Tuesday, May 15, 2012

Review: A STRANGE MANUSCRIPT FOUND IN A COPPER CYLINDER by James De Mille

book cover
Original Publication Date: 1888

Genre: fantasy

Topics: lost world, adventure, exploration













Review:

This is a really weird book.

Adam More is a sailor on a convict ship. They're making their way back to England (or wherever the heck they're from) via South America, when he and this other guy whose name I forgot decide to go kill a bunch of seals. The captain's like, "Wait. No. Don't do that," but they go ashore anyway, and before you know it the ship's sailed off without them! They try to catch up but quickly become lost in the Antarctic, and eventually stumble upon a lost civilization of Antarctic peoples. Eventually, More writes about his experiences on a leaf (like Bunny Rabbit's Diary!) and some dudes in a boat find it.

I don't want to compare A Strange Manuscript Found in a Copper Cylinder to The Lost World-meets-Robinson Crusoe, because I think that would be an insult to those books; but it definitely has a similar vibe. The book didn't start off well for me because the hero killed baby seals. THEN these two guys behaved like total idiots with zero survival skills. For instance, they eat snow to survive, when everyone knows eating snow only dehydrates you and you end up dying faster. And shouldn't they be freezing to death?

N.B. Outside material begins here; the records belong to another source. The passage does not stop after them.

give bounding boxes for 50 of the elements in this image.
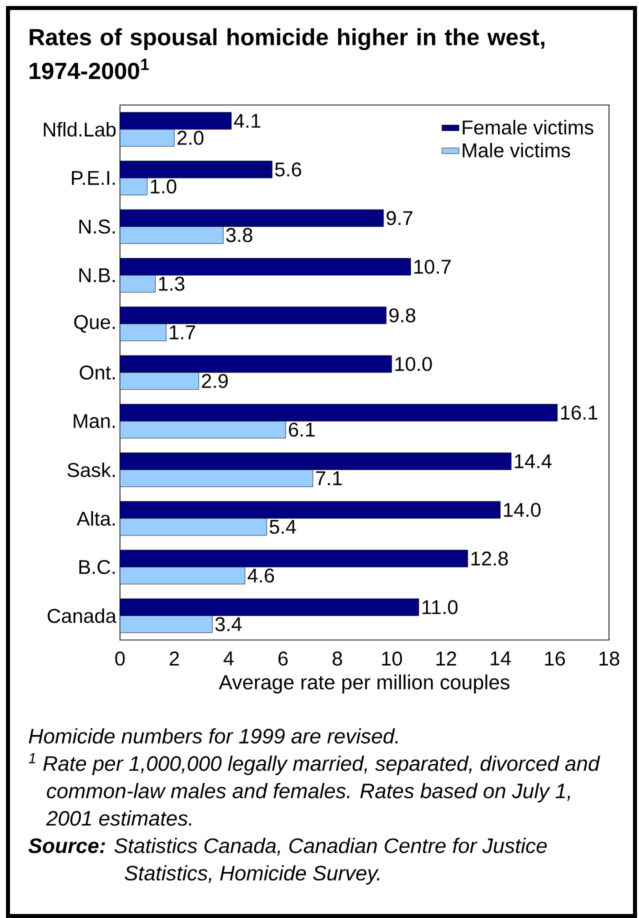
data-label: 2.0 bbox=[178, 130, 204, 145]
y-tick-label: P.E.I. bbox=[72, 171, 115, 185]
data-label: 14.0 bbox=[504, 502, 541, 517]
y-tick-label: Sask. bbox=[68, 462, 115, 478]
data-label: 1.7 bbox=[170, 326, 196, 340]
text: Source: Statistics Canada, Canadian Centre for Justice Statistics, Homicide Survey. bbox=[28, 838, 547, 885]
text: $^{1}$ Rate per 1,000,000 legally married, separated, divorced and common-law males and females. Rates based on July 1, 2001 estimates. bbox=[28, 753, 600, 826]
x-tick-label: 8 bbox=[332, 652, 342, 666]
data-label: 6.1 bbox=[288, 422, 315, 437]
x-tick-label: 14 bbox=[490, 652, 511, 666]
data-label: 7.1 bbox=[316, 471, 342, 486]
y-tick-label: N.B. bbox=[79, 268, 115, 282]
y-tick-label: Ont. bbox=[80, 365, 115, 380]
data-label: 1.3 bbox=[159, 276, 184, 291]
data-label: 10.0 bbox=[395, 356, 432, 372]
x-tick-label: 10 bbox=[382, 652, 402, 666]
x-tick-label: 6 bbox=[278, 652, 288, 666]
x-tick-label: 16 bbox=[545, 652, 565, 666]
legend-label: Male victims bbox=[462, 142, 570, 158]
x-tick-label: 4 bbox=[224, 652, 234, 666]
data-label: 3.8 bbox=[226, 228, 252, 242]
y-tick-label: N.S. bbox=[79, 220, 115, 234]
y-tick-label: Canada bbox=[48, 608, 116, 624]
x-tick-label: 18 bbox=[599, 652, 620, 666]
legend-label: Female victims bbox=[462, 120, 594, 135]
x-axis-title: Average rate per million couples bbox=[218, 674, 510, 694]
text: Homicide numbers for 1999 are revised. bbox=[28, 728, 398, 744]
data-label: 9.7 bbox=[386, 211, 412, 226]
data-label: 11.0 bbox=[422, 600, 458, 614]
y-tick-label: Que. bbox=[74, 315, 115, 333]
y-tick-label: Man. bbox=[74, 414, 115, 428]
x-tick-label: 2 bbox=[170, 652, 179, 666]
data-label: 12.8 bbox=[471, 552, 508, 566]
y-tick-label: Nfld.Lab bbox=[44, 122, 116, 137]
data-label: 1.0 bbox=[150, 179, 176, 194]
data-label: 16.1 bbox=[561, 406, 598, 420]
data-label: 4.1 bbox=[234, 114, 260, 128]
data-label: 10.7 bbox=[414, 260, 451, 274]
data-label: 5.6 bbox=[275, 162, 302, 177]
x-tick-label: 12 bbox=[436, 652, 456, 666]
chart-title: Rates of spousal homicide higher in the west, 1974-2000$^{1}$ bbox=[30, 28, 544, 80]
data-label: 9.8 bbox=[389, 308, 416, 322]
data-label: 4.6 bbox=[248, 568, 274, 583]
data-label: 14.4 bbox=[514, 454, 552, 468]
data-label: 5.4 bbox=[270, 520, 296, 534]
data-label: 3.4 bbox=[215, 617, 242, 632]
y-tick-label: B.C. bbox=[79, 560, 115, 574]
data-label: 2.9 bbox=[202, 374, 228, 388]
y-tick-label: Alta. bbox=[76, 511, 115, 526]
x-tick-label: 0 bbox=[115, 652, 125, 666]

I wanted to give up, but I stuck with it until the Antarctic people showed up. When they finally did, I only got more annoyed. Naturally, the Antarctic people are cannibals who want to eat the European guys. Ah, ye olde cannibalistic natives ploy. Fun fact: the American natives that the Spanish claimed were cannibals were probably not cannibals at all. Shocking, I know. Moving on... the natives are small, dark-skinned, and treated in a very racist manner by Adam, who describes them as the ugliest things he's ever seen. In addition, their societal values are the complete opposite of ours. They value death over life, try to avoid love, believe being rich is a curse, etc. Of course, European society does this to some extent as well, but let's ignore that because James De Mille is using it to "other"-ize these arctic pygmies, mkay?

On some level I realize De Mille is probably commenting on society having a balance of values, but he takes his damn time getting to the point, and in the meanwhile the book is dragging with these unlikable seal-murdering men who are TSTL. Novels like this basically hinge on plausibility, and to me everything in A Strange Manuscript seemed unbelievable. On the other hand, I could see a ten-year-old boy possibly buying into it.

I think A Strange Manuscript is worth checking out if you want to read something REALLY odd, but for me it didn't have any appeal whatsoever.